From August, the tech monthly will be "radically different" and says it will go model-free "for good".
"Technology has changed, society has changed, and Stuff's audience has changed," said editor Will Findlater.
He said the changes were being made after focus groups and trial covers showed the audience wanted covers to reflect what was inside the magazine.
In a statement on the Stuff website, he added: "I hope that in making this change we'll remove any barriers to reaching the whole of Stuff's potential audience.
"Technology is universal, but pictures of models aren't universally appealing."
The changes come after smaller sales for so-called "lads' mags" like Nuts, with campaigns calling for them to be removed from supermarket shelves.

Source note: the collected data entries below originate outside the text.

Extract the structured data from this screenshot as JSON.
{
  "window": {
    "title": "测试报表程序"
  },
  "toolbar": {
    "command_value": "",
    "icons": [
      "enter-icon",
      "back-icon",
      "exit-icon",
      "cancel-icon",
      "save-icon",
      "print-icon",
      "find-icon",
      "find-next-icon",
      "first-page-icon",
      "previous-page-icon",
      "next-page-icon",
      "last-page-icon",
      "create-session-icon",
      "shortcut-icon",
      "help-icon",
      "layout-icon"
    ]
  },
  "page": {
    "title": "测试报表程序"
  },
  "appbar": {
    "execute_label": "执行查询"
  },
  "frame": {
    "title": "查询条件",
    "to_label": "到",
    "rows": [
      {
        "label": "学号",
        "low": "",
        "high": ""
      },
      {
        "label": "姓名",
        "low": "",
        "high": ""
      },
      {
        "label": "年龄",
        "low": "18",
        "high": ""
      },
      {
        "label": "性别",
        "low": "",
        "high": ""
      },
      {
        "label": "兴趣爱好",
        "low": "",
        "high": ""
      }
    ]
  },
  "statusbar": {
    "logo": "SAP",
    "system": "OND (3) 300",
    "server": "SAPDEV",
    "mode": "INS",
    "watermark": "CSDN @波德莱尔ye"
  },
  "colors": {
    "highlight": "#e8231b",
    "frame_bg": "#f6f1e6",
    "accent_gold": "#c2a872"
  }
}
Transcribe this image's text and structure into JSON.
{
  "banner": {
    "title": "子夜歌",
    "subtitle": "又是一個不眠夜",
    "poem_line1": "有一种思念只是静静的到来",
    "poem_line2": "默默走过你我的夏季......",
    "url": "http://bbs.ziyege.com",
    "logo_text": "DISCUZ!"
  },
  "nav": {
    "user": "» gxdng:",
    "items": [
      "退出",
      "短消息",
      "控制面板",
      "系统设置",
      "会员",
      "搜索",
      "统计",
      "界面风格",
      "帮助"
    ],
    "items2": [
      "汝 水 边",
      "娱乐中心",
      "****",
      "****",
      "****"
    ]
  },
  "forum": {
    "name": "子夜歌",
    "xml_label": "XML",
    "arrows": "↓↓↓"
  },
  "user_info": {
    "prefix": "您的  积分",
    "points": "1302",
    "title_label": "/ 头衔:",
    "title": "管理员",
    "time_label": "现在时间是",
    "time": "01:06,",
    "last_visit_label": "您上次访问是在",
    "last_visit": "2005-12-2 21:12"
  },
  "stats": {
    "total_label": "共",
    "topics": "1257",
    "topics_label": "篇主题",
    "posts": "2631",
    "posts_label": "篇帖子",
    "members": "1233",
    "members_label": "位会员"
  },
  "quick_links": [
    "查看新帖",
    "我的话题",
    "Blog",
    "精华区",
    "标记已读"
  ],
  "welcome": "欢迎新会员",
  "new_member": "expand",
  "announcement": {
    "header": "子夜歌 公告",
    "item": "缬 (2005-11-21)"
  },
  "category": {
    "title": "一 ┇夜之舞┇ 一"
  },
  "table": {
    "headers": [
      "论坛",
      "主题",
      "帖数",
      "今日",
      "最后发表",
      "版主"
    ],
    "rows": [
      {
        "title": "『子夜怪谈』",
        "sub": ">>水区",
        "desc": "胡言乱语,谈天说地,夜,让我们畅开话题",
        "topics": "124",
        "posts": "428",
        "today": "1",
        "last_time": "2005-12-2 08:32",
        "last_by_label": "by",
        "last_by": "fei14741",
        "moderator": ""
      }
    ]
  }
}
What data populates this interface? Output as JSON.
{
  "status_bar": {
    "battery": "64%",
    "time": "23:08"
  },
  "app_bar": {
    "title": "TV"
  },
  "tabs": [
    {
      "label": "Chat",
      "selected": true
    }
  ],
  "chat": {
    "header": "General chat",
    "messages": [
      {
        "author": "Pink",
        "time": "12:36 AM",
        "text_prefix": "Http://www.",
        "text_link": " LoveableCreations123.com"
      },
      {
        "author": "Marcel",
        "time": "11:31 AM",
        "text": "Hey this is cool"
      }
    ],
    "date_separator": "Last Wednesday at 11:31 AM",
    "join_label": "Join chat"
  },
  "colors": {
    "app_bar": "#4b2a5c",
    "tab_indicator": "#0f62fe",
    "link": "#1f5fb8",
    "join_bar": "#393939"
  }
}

The Co-op supermarket challenged the publication to put issues into "modesty bags".
Readership of lads' mags has dropped by as much as 70% in recent years.
Groups such as No More Page 3 have been targeting publications such as the Sun, demanding that they stop publishing images of topless women.

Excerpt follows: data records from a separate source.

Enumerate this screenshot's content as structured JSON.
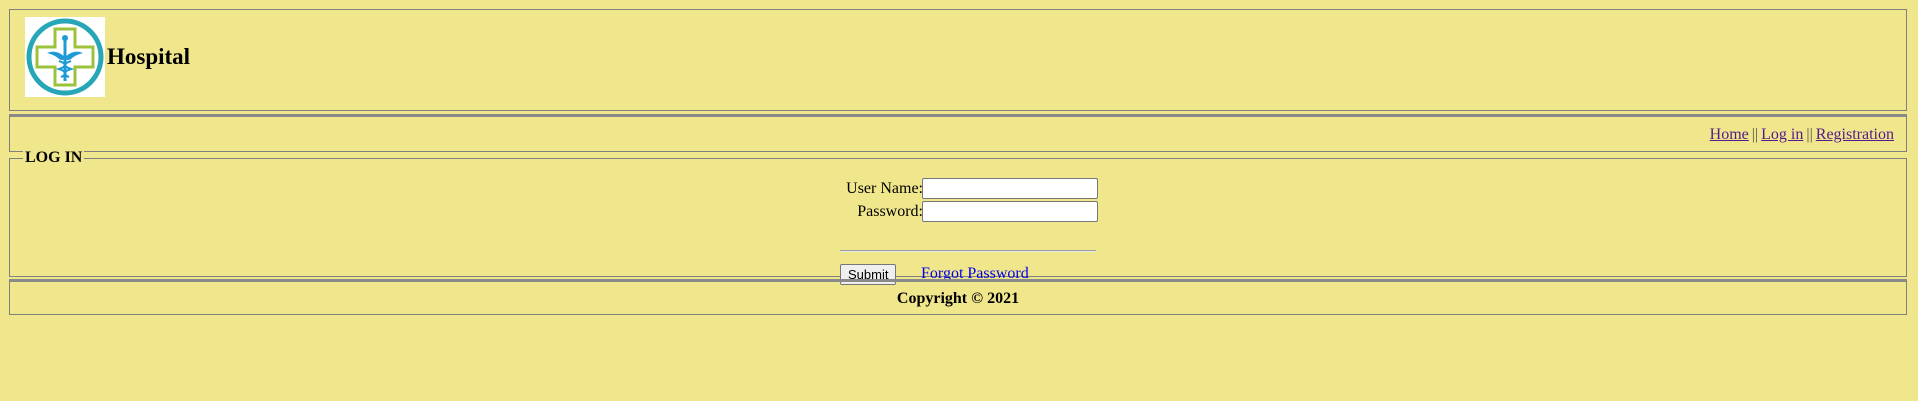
{
  "header": {
    "site_title": "Hospital",
    "logo_icon": "hospital-cross-caduceus-icon"
  },
  "nav": {
    "links": [
      {
        "label": "Home"
      },
      {
        "label": "Log in"
      },
      {
        "label": "Registration"
      }
    ],
    "separator": "||"
  },
  "login": {
    "legend": "LOG IN",
    "username_label": "User Name:",
    "username_value": "",
    "password_label": "Password:",
    "password_value": "",
    "submit_label": "Submit",
    "forgot_label": "Forgot Password"
  },
  "footer": {
    "copyright": "Copyright © 2021"
  },
  "colors": {
    "background": "#F0E68C",
    "border": "#808080",
    "visited_link": "#551A8B",
    "link": "#0000EE",
    "logo_ring": "#27A6B8",
    "logo_cross": "#9CC23B",
    "logo_symbol": "#1E9BD7"
  }
}
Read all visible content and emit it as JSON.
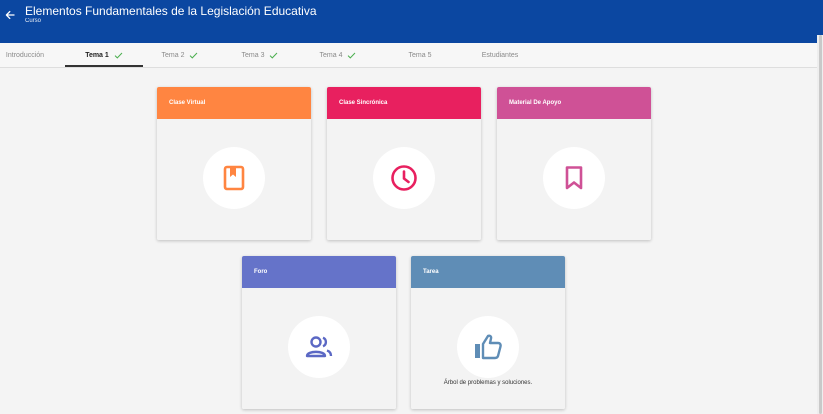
{
  "header": {
    "title": "Elementos Fundamentales de la Legislación Educativa",
    "subtitle": "Curso"
  },
  "tabs": [
    {
      "label": "Introducción",
      "check": false
    },
    {
      "label": "Tema 1",
      "check": true,
      "active": true
    },
    {
      "label": "Tema 2",
      "check": true
    },
    {
      "label": "Tema 3",
      "check": true
    },
    {
      "label": "Tema 4",
      "check": true
    },
    {
      "label": "Tema 5",
      "check": false
    },
    {
      "label": "Estudiantes",
      "check": false
    }
  ],
  "cards": [
    {
      "title": "Clase Virtual",
      "icon": "book-icon",
      "color": "#ff8541"
    },
    {
      "title": "Clase Sincrónica",
      "icon": "clock-icon",
      "color": "#e8205f"
    },
    {
      "title": "Material De Apoyo",
      "icon": "bookmark-icon",
      "color": "#cf5196"
    },
    {
      "title": "Foro",
      "icon": "people-icon",
      "color": "#6573c9"
    },
    {
      "title": "Tarea",
      "icon": "thumbs-up-icon",
      "color": "#5f8db6",
      "note": "Árbol de problemas y soluciones."
    }
  ],
  "colors": {
    "appbar": "#0b47a1",
    "check": "#4caf50"
  }
}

They say the pictures are sexist and outdated and "mock and disrespect women".
Speaking about the changes to Stuff, No More Page 3 campaigner Lucy Holmes said: "They showed semi naked pictures of women in a magazine about gadgets, something that managed to brilliantly insult both men and women.

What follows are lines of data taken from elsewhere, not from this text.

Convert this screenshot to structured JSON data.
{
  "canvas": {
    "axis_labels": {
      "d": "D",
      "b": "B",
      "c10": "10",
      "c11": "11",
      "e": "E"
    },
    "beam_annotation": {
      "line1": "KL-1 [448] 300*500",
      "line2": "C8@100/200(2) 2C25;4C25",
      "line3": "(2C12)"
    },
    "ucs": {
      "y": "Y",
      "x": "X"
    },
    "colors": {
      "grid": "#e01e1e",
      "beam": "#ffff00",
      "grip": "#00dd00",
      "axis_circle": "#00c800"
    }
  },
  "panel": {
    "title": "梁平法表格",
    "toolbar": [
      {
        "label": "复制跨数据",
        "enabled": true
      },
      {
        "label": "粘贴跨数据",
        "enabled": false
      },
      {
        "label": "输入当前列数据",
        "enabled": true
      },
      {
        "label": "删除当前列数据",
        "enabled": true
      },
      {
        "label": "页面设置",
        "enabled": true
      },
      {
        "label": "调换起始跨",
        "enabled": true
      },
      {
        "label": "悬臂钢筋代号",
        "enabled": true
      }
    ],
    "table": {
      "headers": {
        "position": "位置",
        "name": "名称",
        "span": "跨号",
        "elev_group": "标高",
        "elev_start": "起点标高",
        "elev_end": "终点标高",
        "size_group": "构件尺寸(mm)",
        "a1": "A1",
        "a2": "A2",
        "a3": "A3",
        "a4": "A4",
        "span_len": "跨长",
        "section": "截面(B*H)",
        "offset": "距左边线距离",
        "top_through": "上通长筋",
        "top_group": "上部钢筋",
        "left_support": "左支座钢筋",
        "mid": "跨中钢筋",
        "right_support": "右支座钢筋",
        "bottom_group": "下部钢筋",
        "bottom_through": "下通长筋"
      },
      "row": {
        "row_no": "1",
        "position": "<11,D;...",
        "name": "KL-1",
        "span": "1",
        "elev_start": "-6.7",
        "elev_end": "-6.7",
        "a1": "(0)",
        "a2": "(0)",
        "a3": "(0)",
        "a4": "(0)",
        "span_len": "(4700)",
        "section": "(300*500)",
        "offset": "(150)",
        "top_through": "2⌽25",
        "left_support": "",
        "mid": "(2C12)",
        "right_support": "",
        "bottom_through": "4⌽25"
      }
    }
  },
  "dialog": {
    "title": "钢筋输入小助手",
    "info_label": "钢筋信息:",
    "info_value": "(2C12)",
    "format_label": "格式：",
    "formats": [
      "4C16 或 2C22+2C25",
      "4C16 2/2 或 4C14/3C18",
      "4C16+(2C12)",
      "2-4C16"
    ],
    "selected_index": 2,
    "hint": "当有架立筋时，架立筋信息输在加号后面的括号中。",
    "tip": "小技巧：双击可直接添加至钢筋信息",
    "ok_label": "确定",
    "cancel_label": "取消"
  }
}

"Women by implying that they couldn't possibly be interested in gadgets and men by assuming they were incapable of getting through an entire magazine without seeing a woman's bare bottom or breasts."
She added: "It's great news that they've seen how society has moved on from the sexist lads' mags era of the 90s. Definitely progress!"
The changes come as Loaded magazine, famous for featuring "scantily-clad" women on its pages, publishes its own relaunched issue.
The cover features Oasis, while they have new columnists including Ricky Hatton and Peter Crouch.